Tollers can have great temperaments, but it's not just a Golden temperament in a smaller package. Having a good temperament for the breed and having a social, outgoing, easily calmed personality are two different things.

Also, I think a lot of smallish red/gold dogs with white marks at rescues are identified as Tollers or Toller mixes in order to help get them adopted, even though there may be no Toller at all in them.


----------



## CAROLINA MOM (May 12, 2009)

Alaska7133 said:


> You might want to check out their scream as its called. It's very obnoxious. You either love it or hate it. Tollerscream - YouTube


Oh wow, I had no clue! First time I've heard this. Thanks for sharing it.


----------



## Stretchdrive (Mar 12, 2011)

CAROLINA MOM said:


> Oh wow, I had no clue! First time I've heard this. Thanks for sharing it.


It is even better in person!! LOL! They really are fun dogs though.


----------



## Claire's Friend (Feb 26, 2007)

I met a beautiful little Toller at the dog show last year. His owners asked that I NOT pet him, as he was very timid around strangers. After talking with them a bit, I did end up sitting on the ground and having him come over and take treats out of my hand. They said he was nothing like a Golden.


----------



## sdhgolden (Aug 13, 2012)

Alaska7133 said:


> You might want to check out their scream as its called. It's very obnoxious. You either love it or hate it. Tollerscream - YouTube


Wow I have never heard anything like that! I was cracking up! It doesn't even sound like a dog! 

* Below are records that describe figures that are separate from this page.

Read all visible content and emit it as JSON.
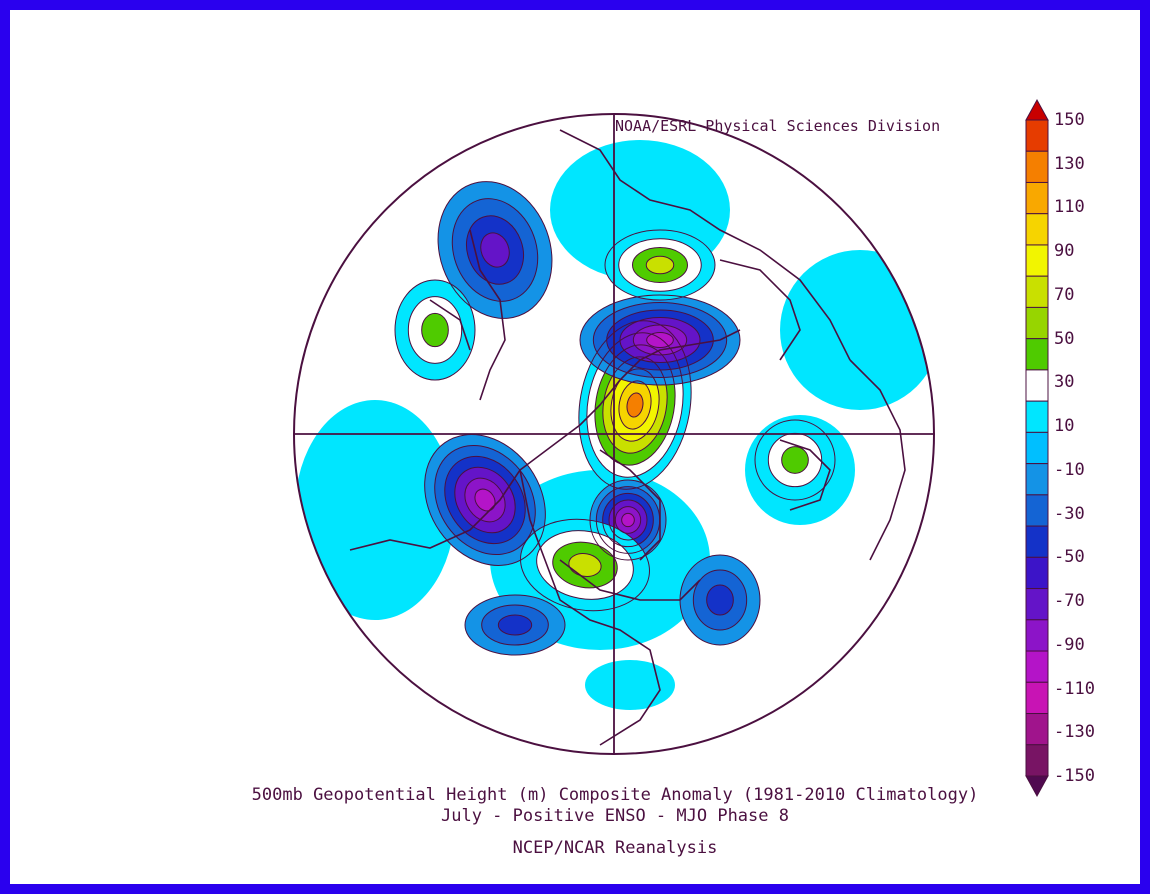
{
  "credit": "NOAA/ESRL Physical Sciences Division",
  "title_line1": "500mb Geopotential Height (m) Composite Anomaly (1981-2010 Climatology)",
  "title_line2": "July - Positive ENSO - MJO Phase 8",
  "source": "NCEP/NCAR Reanalysis",
  "colorbar": {
    "labels": [
      "150",
      "130",
      "110",
      "90",
      "70",
      "50",
      "30",
      "10",
      "-10",
      "-30",
      "-50",
      "-70",
      "-90",
      "-110",
      "-130",
      "-150"
    ],
    "colors": [
      "#c80000",
      "#e63c00",
      "#f57f00",
      "#f9a800",
      "#f6d400",
      "#f2f500",
      "#c9e000",
      "#97d500",
      "#4fcb00",
      "#ffffff",
      "#00e6ff",
      "#00bfff",
      "#1493e6",
      "#1464d4",
      "#1432c8",
      "#3c14c8",
      "#6414c8",
      "#8c14c8",
      "#b414c8",
      "#c814b4",
      "#a0148c",
      "#781464",
      "#500a50"
    ]
  },
  "map": {
    "projection": "polar stereographic",
    "anomalies": [
      {
        "name": "north-central-us-high",
        "value": 110
      },
      {
        "name": "alaska-low",
        "value": -90
      },
      {
        "name": "north-atlantic-low",
        "value": -90
      },
      {
        "name": "ne-asia-low",
        "value": -90
      },
      {
        "name": "europe-high",
        "value": 60
      },
      {
        "name": "siberia-high",
        "value": 60
      },
      {
        "name": "nw-pacific-low",
        "value": -50
      },
      {
        "name": "atlantic-low",
        "value": -40
      },
      {
        "name": "mediterranean-low",
        "value": -30
      },
      {
        "name": "eastern-us-high",
        "value": 40
      },
      {
        "name": "pacific-high",
        "value": 40
      }
    ]
  }
}
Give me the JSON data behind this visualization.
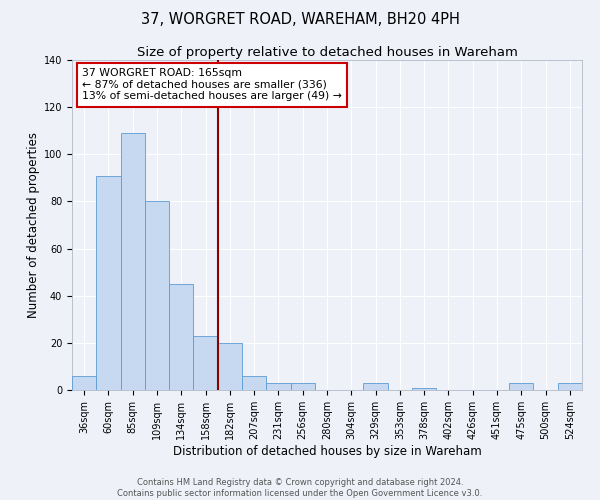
{
  "title": "37, WORGRET ROAD, WAREHAM, BH20 4PH",
  "subtitle": "Size of property relative to detached houses in Wareham",
  "xlabel": "Distribution of detached houses by size in Wareham",
  "ylabel": "Number of detached properties",
  "bar_labels": [
    "36sqm",
    "60sqm",
    "85sqm",
    "109sqm",
    "134sqm",
    "158sqm",
    "182sqm",
    "207sqm",
    "231sqm",
    "256sqm",
    "280sqm",
    "304sqm",
    "329sqm",
    "353sqm",
    "378sqm",
    "402sqm",
    "426sqm",
    "451sqm",
    "475sqm",
    "500sqm",
    "524sqm"
  ],
  "bar_values": [
    6,
    91,
    109,
    80,
    45,
    23,
    20,
    6,
    3,
    3,
    0,
    0,
    3,
    0,
    1,
    0,
    0,
    0,
    3,
    0,
    3
  ],
  "bar_color": "#c6d9f0",
  "bar_edge_color": "#5b9bd5",
  "vline_x": 5.5,
  "vline_color": "#8b0000",
  "annotation_title": "37 WORGRET ROAD: 165sqm",
  "annotation_line1": "← 87% of detached houses are smaller (336)",
  "annotation_line2": "13% of semi-detached houses are larger (49) →",
  "annotation_box_facecolor": "#ffffff",
  "annotation_box_edgecolor": "#cc0000",
  "ylim": [
    0,
    140
  ],
  "yticks": [
    0,
    20,
    40,
    60,
    80,
    100,
    120,
    140
  ],
  "footer1": "Contains HM Land Registry data © Crown copyright and database right 2024.",
  "footer2": "Contains public sector information licensed under the Open Government Licence v3.0.",
  "bg_color": "#eef2f8",
  "grid_color": "#ffffff",
  "title_fontsize": 10.5,
  "subtitle_fontsize": 9.5,
  "axis_label_fontsize": 8.5,
  "tick_fontsize": 7,
  "annotation_fontsize": 7.8,
  "footer_fontsize": 6
}
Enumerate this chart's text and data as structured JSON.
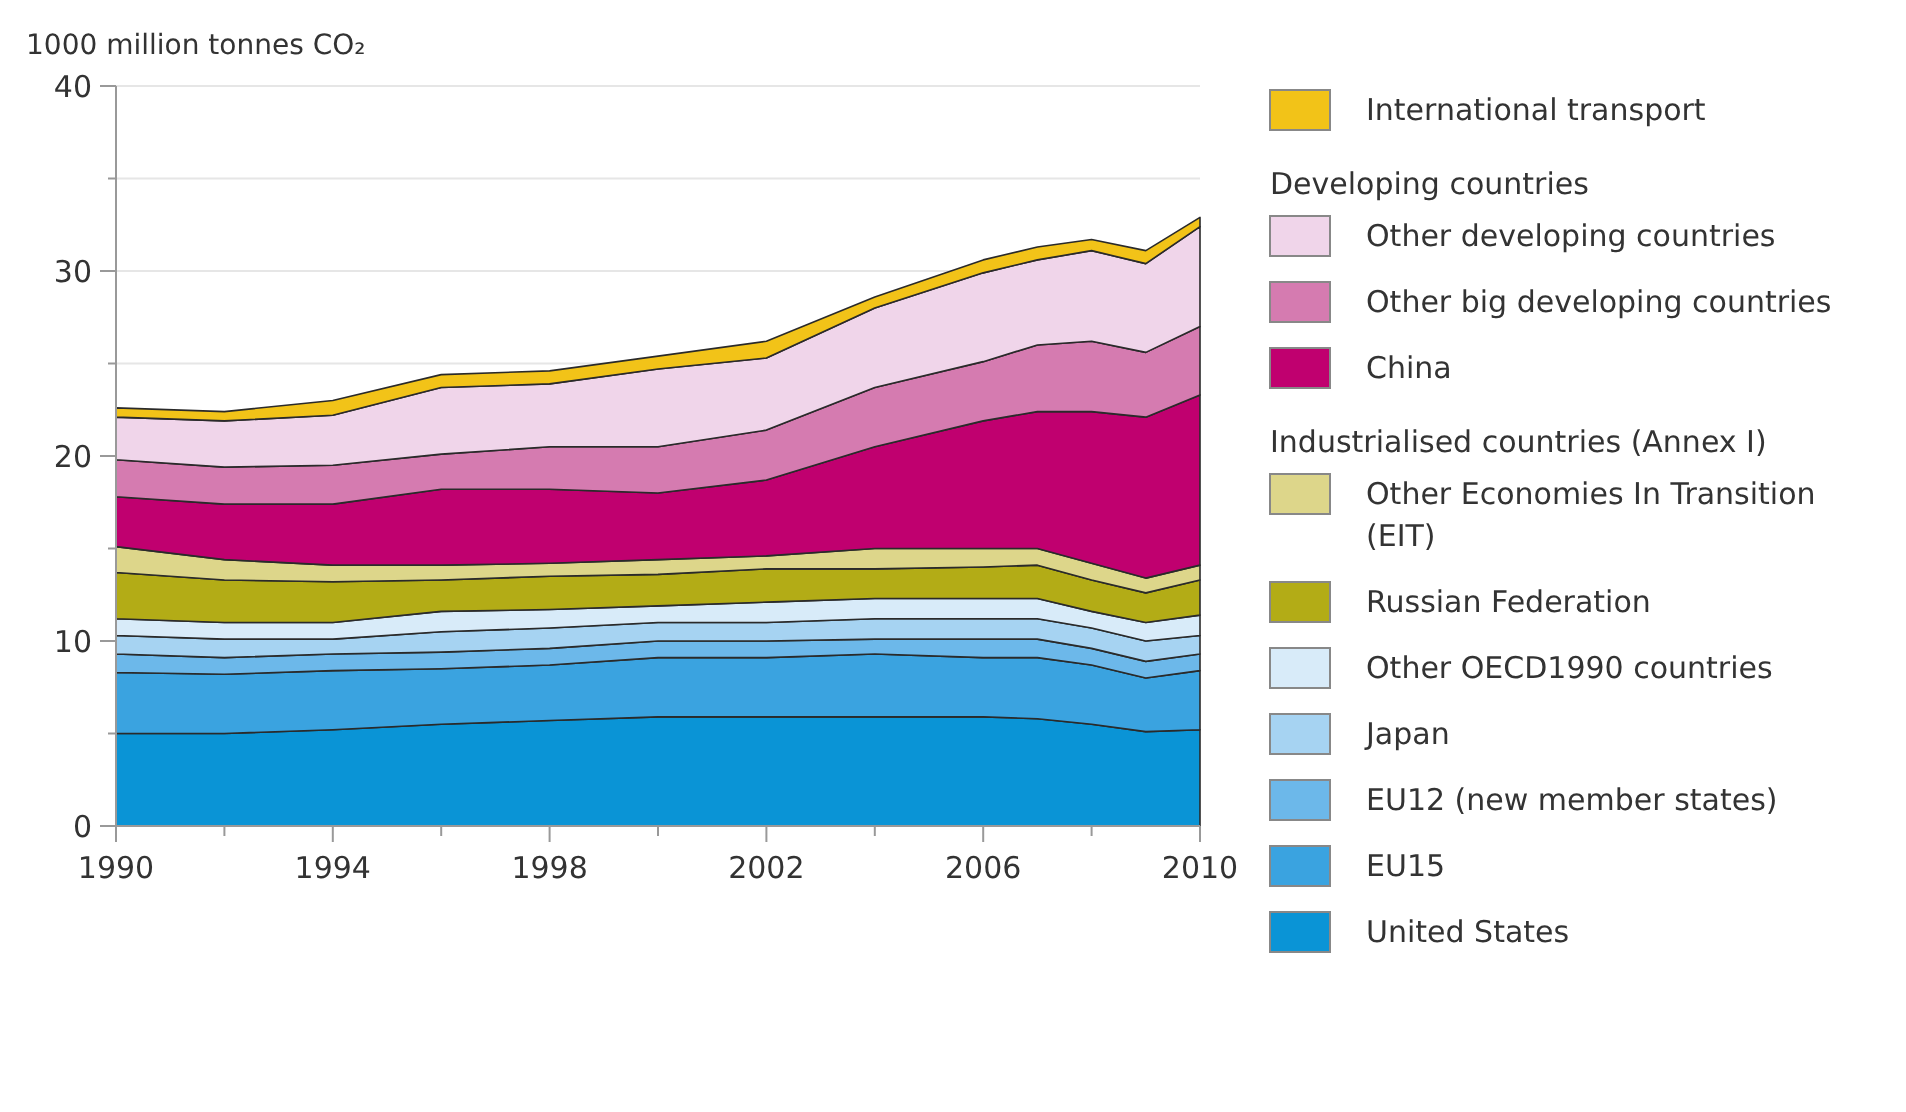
{
  "chart_data": {
    "type": "area",
    "stacked": true,
    "ylabel": "1000 million tonnes CO₂",
    "x": [
      1990,
      1992,
      1994,
      1996,
      1998,
      2000,
      2002,
      2004,
      2006,
      2007,
      2008,
      2009,
      2010
    ],
    "xlim": [
      1990,
      2010
    ],
    "xticks": [
      1990,
      {
        "value": 1992,
        "label": null
      },
      1994,
      {
        "value": 1996,
        "label": null
      },
      1998,
      {
        "value": 2000,
        "label": null
      },
      2002,
      {
        "value": 2004,
        "label": null
      },
      2006,
      {
        "value": 2008,
        "label": null
      },
      2010
    ],
    "ylim": [
      0,
      40
    ],
    "yticks": [
      0,
      {
        "value": 5,
        "label": null
      },
      10,
      {
        "value": 15,
        "label": null
      },
      20,
      {
        "value": 25,
        "label": null
      },
      30,
      {
        "value": 35,
        "label": null
      },
      40
    ],
    "grid": "y",
    "legend": "right",
    "annotations": [
      "Developing countries",
      "Industrialised countries (Annex I)"
    ],
    "series": [
      {
        "name": "United States",
        "color": "#0a94d6",
        "values": [
          5.0,
          5.0,
          5.2,
          5.5,
          5.7,
          5.9,
          5.9,
          5.9,
          5.9,
          5.8,
          5.5,
          5.1,
          5.2
        ]
      },
      {
        "name": "EU15",
        "color": "#3aa3e0",
        "values": [
          3.3,
          3.2,
          3.2,
          3.0,
          3.0,
          3.2,
          3.2,
          3.4,
          3.2,
          3.3,
          3.2,
          2.9,
          3.2
        ]
      },
      {
        "name": "EU12 (new member states)",
        "color": "#6cb8ea",
        "values": [
          1.0,
          0.9,
          0.9,
          0.9,
          0.9,
          0.9,
          0.9,
          0.8,
          1.0,
          1.0,
          0.9,
          0.9,
          0.9
        ]
      },
      {
        "name": "Japan",
        "color": "#a6d3f2",
        "values": [
          1.0,
          1.0,
          0.8,
          1.1,
          1.1,
          1.0,
          1.0,
          1.1,
          1.1,
          1.1,
          1.1,
          1.1,
          1.0
        ]
      },
      {
        "name": "Other OECD1990 countries",
        "color": "#d8ebf9",
        "values": [
          0.9,
          0.9,
          0.9,
          1.1,
          1.0,
          0.9,
          1.1,
          1.1,
          1.1,
          1.1,
          0.9,
          1.0,
          1.1
        ]
      },
      {
        "name": "Russian Federation",
        "color": "#b3ac16",
        "values": [
          2.5,
          2.3,
          2.2,
          1.7,
          1.8,
          1.7,
          1.8,
          1.6,
          1.7,
          1.8,
          1.7,
          1.6,
          1.9
        ]
      },
      {
        "name": "Other Economies In Transition (EIT)",
        "color": "#ddd68a",
        "values": [
          1.4,
          1.1,
          0.9,
          0.8,
          0.7,
          0.8,
          0.7,
          1.1,
          1.0,
          0.9,
          0.9,
          0.8,
          0.8
        ]
      },
      {
        "name": "China",
        "color": "#c0006f",
        "values": [
          2.7,
          3.0,
          3.3,
          4.1,
          4.0,
          3.6,
          4.1,
          5.5,
          6.9,
          7.4,
          8.2,
          8.7,
          9.2
        ]
      },
      {
        "name": "Other big developing countries",
        "color": "#d57bb0",
        "values": [
          2.0,
          2.0,
          2.1,
          1.9,
          2.3,
          2.5,
          2.7,
          3.2,
          3.2,
          3.6,
          3.8,
          3.5,
          3.7
        ]
      },
      {
        "name": "Other developing countries",
        "color": "#f0d5ea",
        "values": [
          2.3,
          2.5,
          2.7,
          3.6,
          3.4,
          4.2,
          3.9,
          4.3,
          4.8,
          4.6,
          4.9,
          4.8,
          5.4
        ]
      },
      {
        "name": "International transport",
        "color": "#f2c318",
        "values": [
          0.5,
          0.5,
          0.8,
          0.7,
          0.7,
          0.7,
          0.9,
          0.6,
          0.7,
          0.7,
          0.6,
          0.7,
          0.5
        ]
      }
    ]
  }
}
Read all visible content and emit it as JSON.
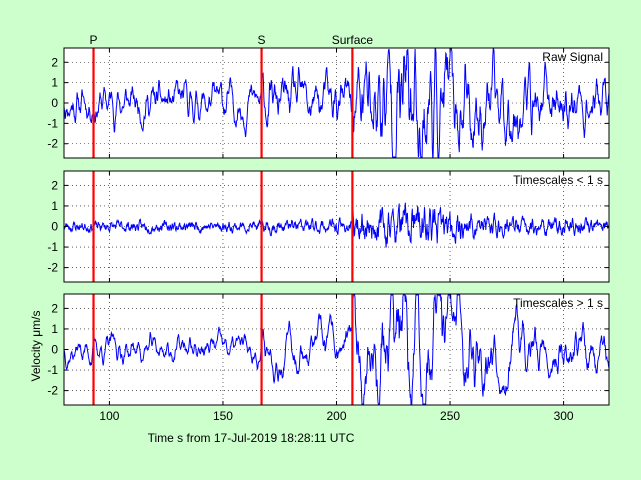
{
  "figure": {
    "background": "#ccffcc",
    "xlabel": "Time s from 17-Jul-2019 18:28:11 UTC",
    "ylabel": "Velocity μm/s"
  },
  "chart_data": {
    "type": "line",
    "xlim": [
      80,
      320
    ],
    "x_ticks": [
      100,
      150,
      200,
      250,
      300
    ],
    "y_ticks": [
      -2,
      -1,
      0,
      1,
      2
    ],
    "grid": true,
    "series_color": "#0000ff",
    "marker_color": "#ff0000",
    "phase_markers": [
      {
        "label": "P",
        "x": 93
      },
      {
        "label": "S",
        "x": 167
      },
      {
        "label": "Surface",
        "x": 207
      }
    ],
    "panels": [
      {
        "title": "Raw Signal",
        "ylim": [
          -2.7,
          2.7
        ],
        "noise": 0.45,
        "quake": 1.2,
        "freq": 0.9,
        "seed": 11
      },
      {
        "title": "Timescales < 1 s",
        "ylim": [
          -2.7,
          2.7
        ],
        "noise": 0.22,
        "quake": 0.55,
        "freq": 2.6,
        "seed": 23
      },
      {
        "title": "Timescales > 1 s",
        "ylim": [
          -2.7,
          2.7
        ],
        "noise": 0.28,
        "quake": 1.05,
        "freq": 0.6,
        "seed": 37
      }
    ]
  }
}
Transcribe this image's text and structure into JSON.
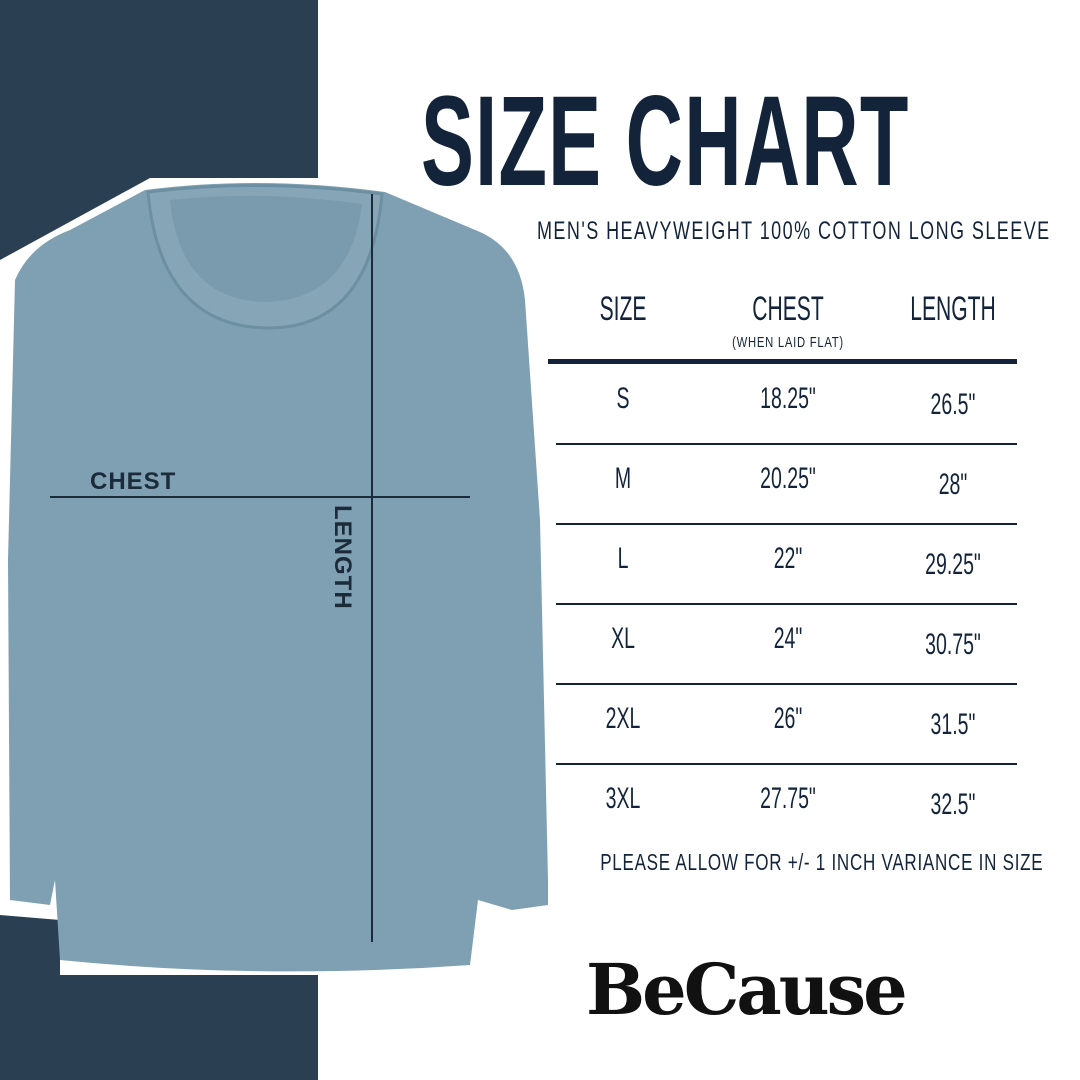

Sent from my iPhone using PG Free


----------



## vcm5 (Apr 20, 2011)

My friend has a Toller who is a wonderful dog. He is more high energy than a golden, but definitely not aloof, he is very very sweet and goofy. He does scream like that video though!!


----------



## DanaRuns (Sep 29, 2012)

I just watched that video, and it drove my Golden crazy! LOL! She was almost unnerved by it.


----------



## az_melanie (Aug 5, 2012)

I just watched the youtube video of the screaming Toller. Oh. My. Yeah, I think I'll pass !!


----------



## Denlie (Nov 3, 2011)

I just watched the video out of curiousity.

Gracie was a little freaked out by it. Started barking and running from room to room. LOL.


----------



## MikaTallulah (Jul 19, 2006)

The video did not bother mine in the slightest but I have "yappy, whiny" yorkies!


----------